The revelations that the data of some 87 million Facebook users and their friends may have been misused by the consulting firm that worked on Donald Trump's United States presidential campaign, has been called a game changer in the world of data protection as regulators seek to raise awareness about how to secure information.
Senior lawmakers have "agreed that Mark Zuckerberg should come to clarify issues related to the use of personal data in a meeting with representatives of the European Parliament", the Parliament's leader Antonio Tajani said in a statement.
But the decision to hold the meeting with the European Parliament behind closed doors has angered others.
On Monday, April 30th, Mark Zuckerberg sold 156,967 shares of Facebook stock.
The data which got exposed was highly sensitive and revealed the personal details of Facebook users like their results of psychological tests.
A spokesperson for Facebook told the Guardian newspaper that the company had accepted the "proposal to meet with leaders of the European parliament and appreciate [s] the opportunity for dialogue, to listen to their views and show the steps we are taking to better protect people's privacy".
Yet the question of whether Zuckerberg should explain himself publicly remains a point of contention.
Tajani said that simply showing up to explain himself was already a good move.More news: PayPal to buy Square competitor iZettle for $2.2B
The Information Commissioner's Office served notice to SCL Elections, Cambridge Analytica's parent, to provide the information it holds on David Carroll, saying failure to do so would be a criminal offence punishable by an unlimited fine.
On Monday, Zuckerberg will also attend a meeting organized by French President Emmanuel Macron aimed at pressuring tech giants to use their global influence for public good.

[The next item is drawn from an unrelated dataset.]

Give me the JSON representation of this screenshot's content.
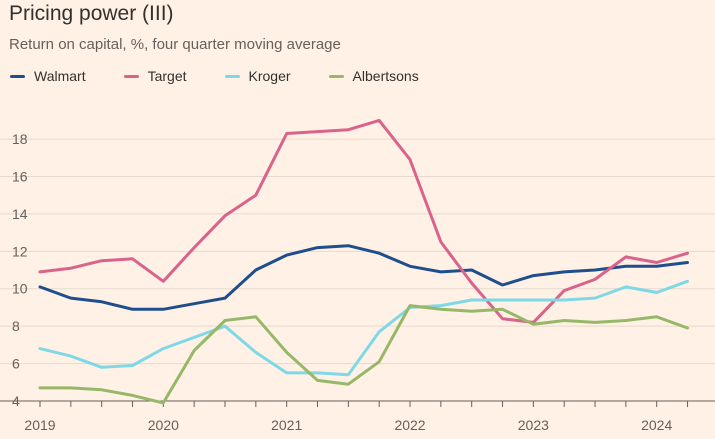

"Our citizens deserve a full and detailed explanation", he added.
That's even though Facebook has admitted that of the 2.7 million European users who could be affected by the Cambridge Analytica scandal, over one million of them could be in the UK.
The Digital, Culture, Media and Sports Committee said that Alexander Nix had accepted its summons.
"We hope that he will respond positively to our request, but if not the Committee will resolve to issue a formal summons for him to appear when he is next in the United Kingdom".